It's like this.

I didn't have any problems to prove some of definitions of sequences like :

$\displaystyle lim_{n->+\infty}{(ax_n+by_n)}=ax+by$

Let

$\displaystyle lim_{n->+\infty}{x_n}=x$

and

$\displaystyle lim_{n->+\infty}{y_n}=y$

for any $\displaystyle \xi>0$. Starting from some index $\displaystyle n_1$ every member of sequence $\displaystyle (x_n)$ are in $\displaystyle \xi$-region of point x. Same, from some index $\displaystyle n_2$ every member of sequence $\displaystyle (y_n)$ are in $\displaystyle \xi$-region of point y.
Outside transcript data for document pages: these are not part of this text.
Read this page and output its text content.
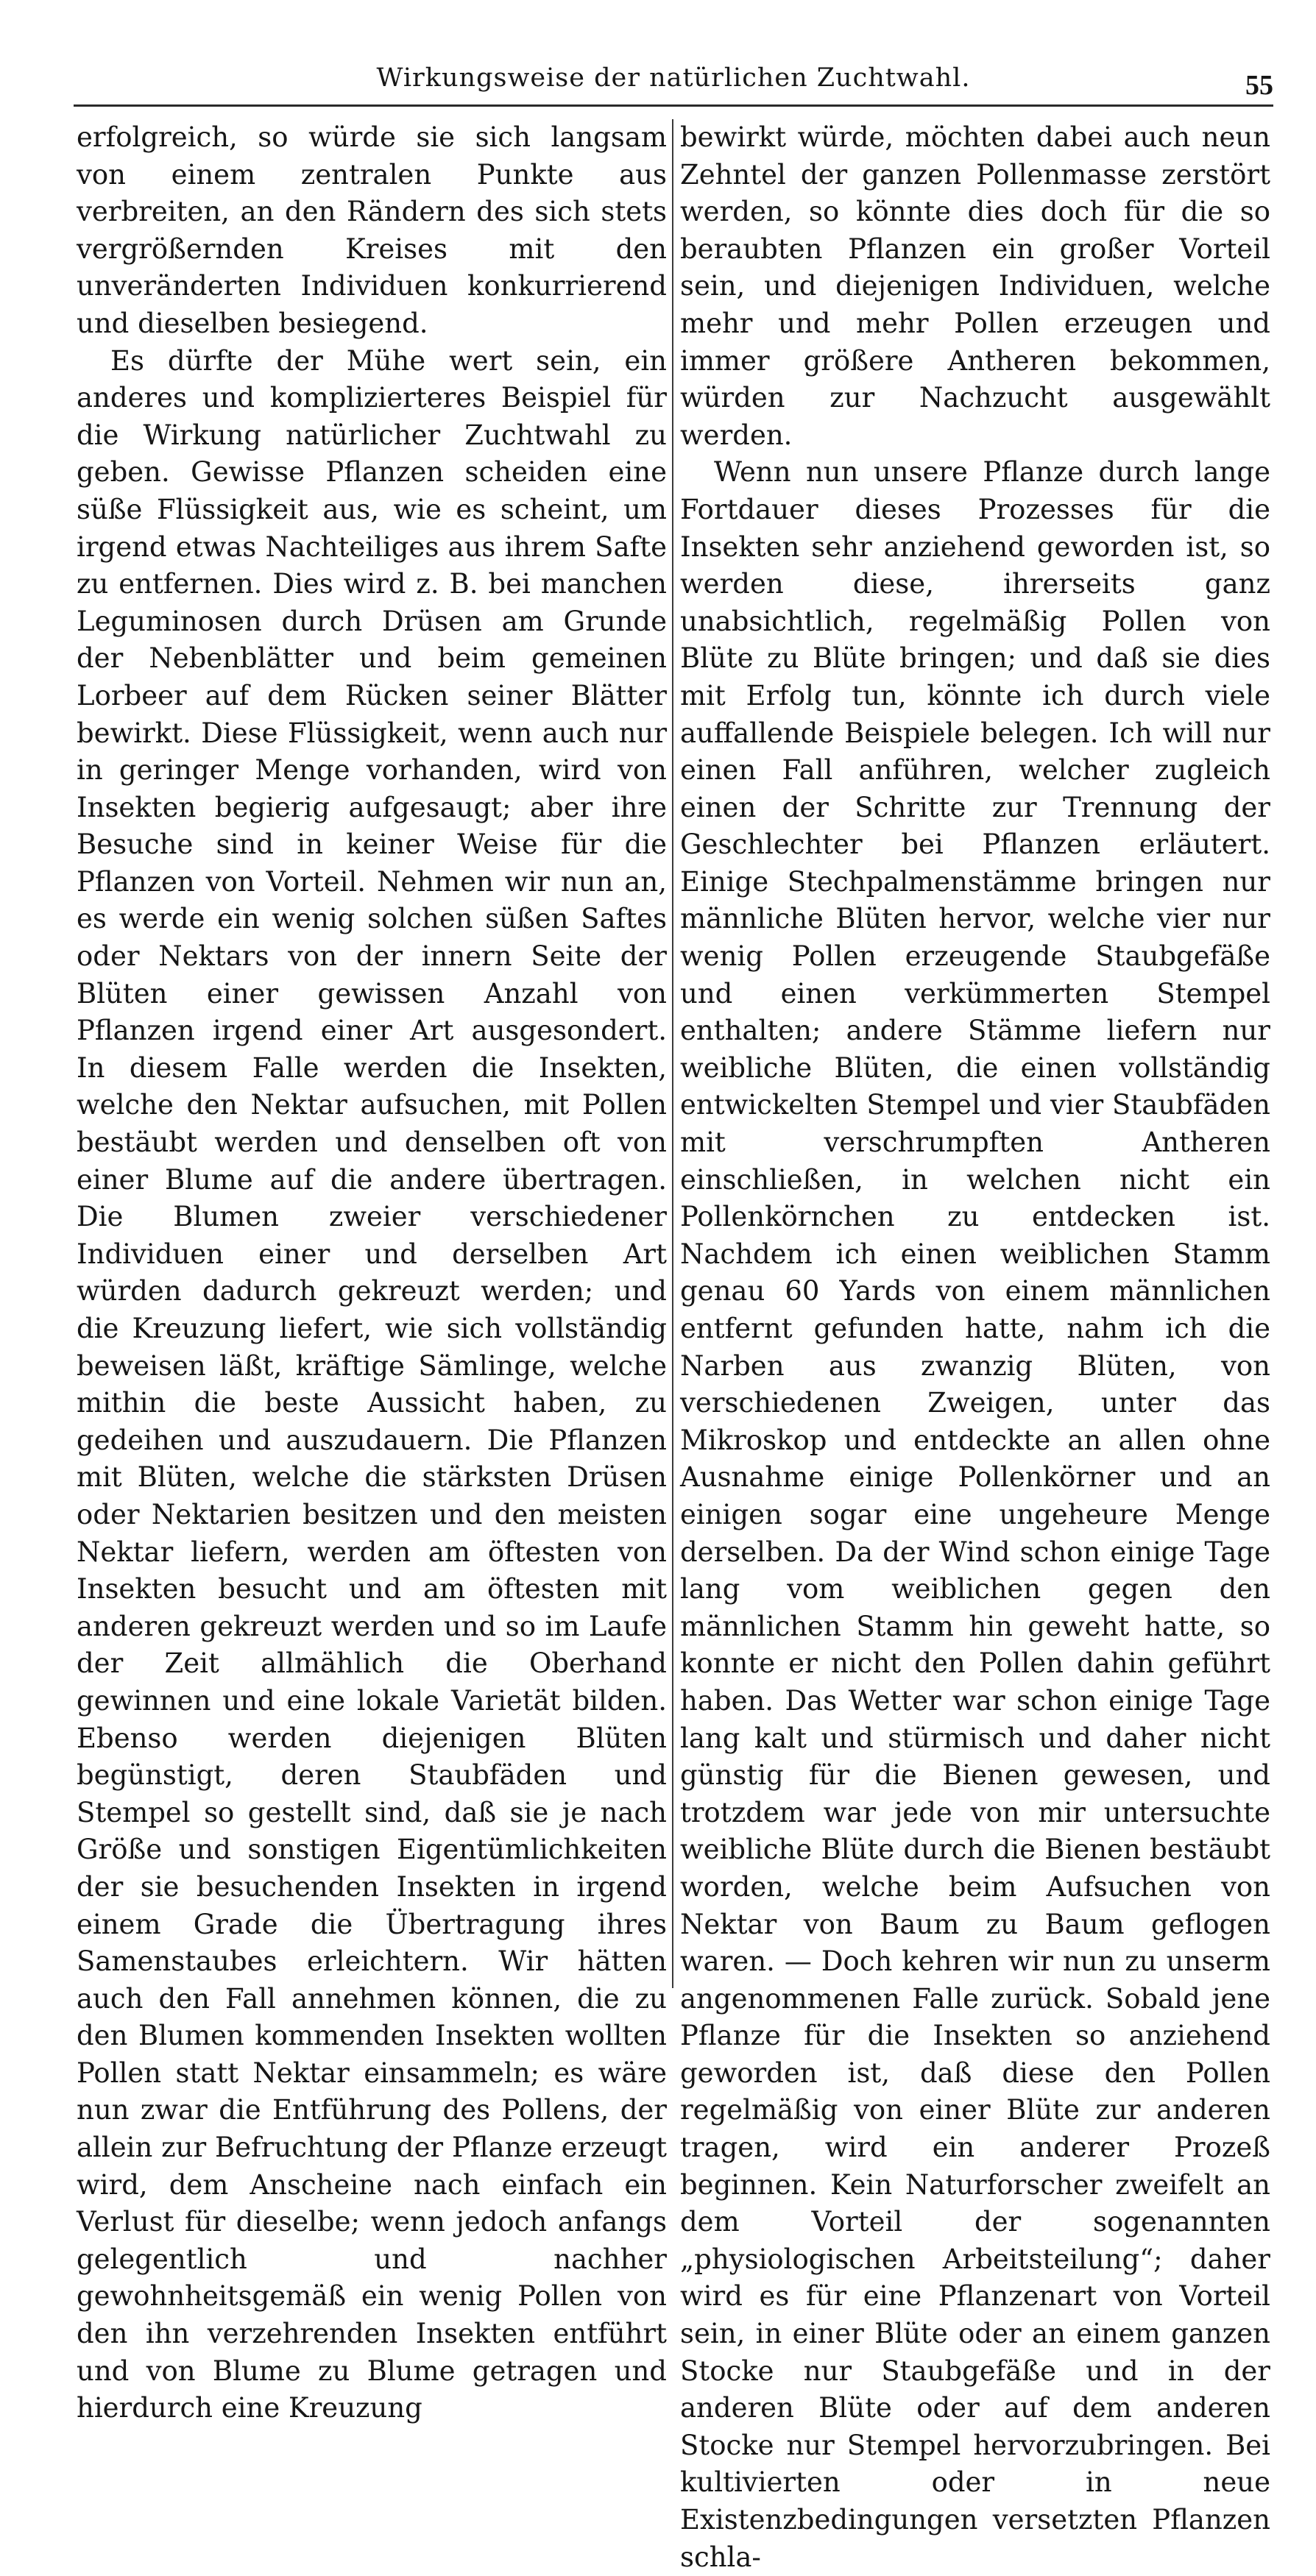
Wirkungsweise der natürlichen Zuchtwahl.	55

erfolgreich, so würde sie sich langsam von einem zentralen Punkte aus verbreiten, an den Rändern des sich stets vergrößernden Kreises mit den unveränderten Individuen konkurrierend und dieselben besiegend.

Es dürfte der Mühe wert sein, ein anderes und komplizierteres Beispiel für die Wirkung natürlicher Zuchtwahl zu geben. Gewisse Pflanzen scheiden eine süße Flüssigkeit aus, wie es scheint, um irgend etwas Nachteiliges aus ihrem Safte zu entfernen. Dies wird z. B. bei manchen Leguminosen durch Drüsen am Grunde der Nebenblätter und beim gemeinen Lorbeer auf dem Rücken seiner Blätter bewirkt. Diese Flüssigkeit, wenn auch nur in geringer Menge vorhanden, wird von Insekten begierig aufgesaugt; aber ihre Besuche sind in keiner Weise für die Pflanzen von Vorteil. Nehmen wir nun an, es werde ein wenig solchen süßen Saftes oder Nektars von der innern Seite der Blüten einer gewissen Anzahl von Pflanzen irgend einer Art ausgesondert. In diesem Falle werden die Insekten, welche den Nektar aufsuchen, mit Pollen bestäubt werden und denselben oft von einer Blume auf die andere übertragen. Die Blumen zweier verschiedener Individuen einer und derselben Art würden dadurch gekreuzt werden; und die Kreuzung liefert, wie sich vollständig beweisen läßt, kräftige Sämlinge, welche mithin die beste Aussicht haben, zu gedeihen und auszudauern. Die Pflanzen mit Blüten, welche die stärksten Drüsen oder Nektarien besitzen und den meisten Nektar liefern, werden am öftesten von Insekten besucht und am öftesten mit anderen gekreuzt werden und so im Laufe der Zeit allmählich die Oberhand gewinnen und eine lokale Varietät bilden. Ebenso werden diejenigen Blüten begünstigt, deren Staubfäden und Stempel so gestellt sind, daß sie je nach Größe und sonstigen Eigentümlichkeiten der sie besuchenden Insekten in irgend einem Grade die Übertragung ihres Samenstaubes erleichtern. Wir hätten auch den Fall annehmen können, die zu den Blumen kommenden Insekten wollten Pollen statt Nektar einsammeln; es wäre nun zwar die Entführung des Pollens, der allein zur Befruchtung der Pflanze erzeugt wird, dem Anscheine nach einfach ein Verlust für dieselbe; wenn jedoch anfangs gelegentlich und nachher gewohnheitsgemäß ein wenig Pollen von den ihn verzehrenden Insekten entführt und von Blume zu Blume getragen und hierdurch eine Kreuzung

bewirkt würde, möchten dabei auch neun Zehntel der ganzen Pollenmasse zerstört werden, so könnte dies doch für die so beraubten Pflanzen ein großer Vorteil sein, und diejenigen Individuen, welche mehr und mehr Pollen erzeugen und immer größere Antheren bekommen, würden zur Nachzucht ausgewählt werden.

Wenn nun unsere Pflanze durch lange Fortdauer dieses Prozesses für die Insekten sehr anziehend geworden ist, so werden diese, ihrerseits ganz unabsichtlich, regelmäßig Pollen von Blüte zu Blüte bringen; und daß sie dies mit Erfolg tun, könnte ich durch viele auffallende Beispiele belegen. Ich will nur einen Fall anführen, welcher zugleich einen der Schritte zur Trennung der Geschlechter bei Pflanzen erläutert. Einige Stechpalmenstämme bringen nur männliche Blüten hervor, welche vier nur wenig Pollen erzeugende Staubgefäße und einen verkümmerten Stempel enthalten; andere Stämme liefern nur weibliche Blüten, die einen vollständig entwickelten Stempel und vier Staubfäden mit verschrumpften Antheren einschließen, in welchen nicht ein Pollenkörnchen zu entdecken ist. Nachdem ich einen weiblichen Stamm genau 60 Yards von einem männlichen entfernt gefunden hatte, nahm ich die Narben aus zwanzig Blüten, von verschiedenen Zweigen, unter das Mikroskop und entdeckte an allen ohne Ausnahme einige Pollenkörner und an einigen sogar eine ungeheure Menge derselben. Da der Wind schon einige Tage lang vom weiblichen gegen den männlichen Stamm hin geweht hatte, so konnte er nicht den Pollen dahin geführt haben. Das Wetter war schon einige Tage lang kalt und stürmisch und daher nicht günstig für die Bienen gewesen, und trotzdem war jede von mir untersuchte weibliche Blüte durch die Bienen bestäubt worden, welche beim Aufsuchen von Nektar von Baum zu Baum geflogen waren. — Doch kehren wir nun zu unserm angenommenen Falle zurück. Sobald jene Pflanze für die Insekten so anziehend geworden ist, daß diese den Pollen regelmäßig von einer Blüte zur anderen tragen, wird ein anderer Prozeß beginnen. Kein Naturforscher zweifelt an dem Vorteil der sogenannten „physiologischen Arbeitsteilung“; daher wird es für eine Pflanzenart von Vorteil sein, in einer Blüte oder an einem ganzen Stocke nur Staubgefäße und in der anderen Blüte oder auf dem anderen Stocke nur Stempel hervorzubringen. Bei kultivierten oder in neue Existenzbedingungen versetzten Pflanzen schla-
If we put $\displaystyle n_0=max {\{n_1 ,n_2 \}}$ then for every $\displaystyle n >= n_0$ these inequality are true :

$\displaystyle |x_n-x|<\xi$ and $\displaystyle |y_n-y|<\xi$

so from inequality of triangle for $\displaystyle n >= n_0$ we have:

$\displaystyle |ax_n+by_n-(ax+by) |=|ax_n-ax+by_n-by|\le |a||x_n-x|+|b||y_n-y| \le (|a|+|b| )\xi$

Because $\displaystyle (|a|+|b|)$ is fix real number and $\displaystyle \xi$ any small number so it's $\displaystyle (|a|+|b| )\xi$ any small number so there we have that is:

$\displaystyle lim_{n->+\infty}{(ax_n+by_n)}=ax+by$

true.

This and some another I got it OK

But I can't,

or don't see how to prove (or show) that sum of two null-sequences are again null-sequence (and difference of two sequences) becose it's to obviously.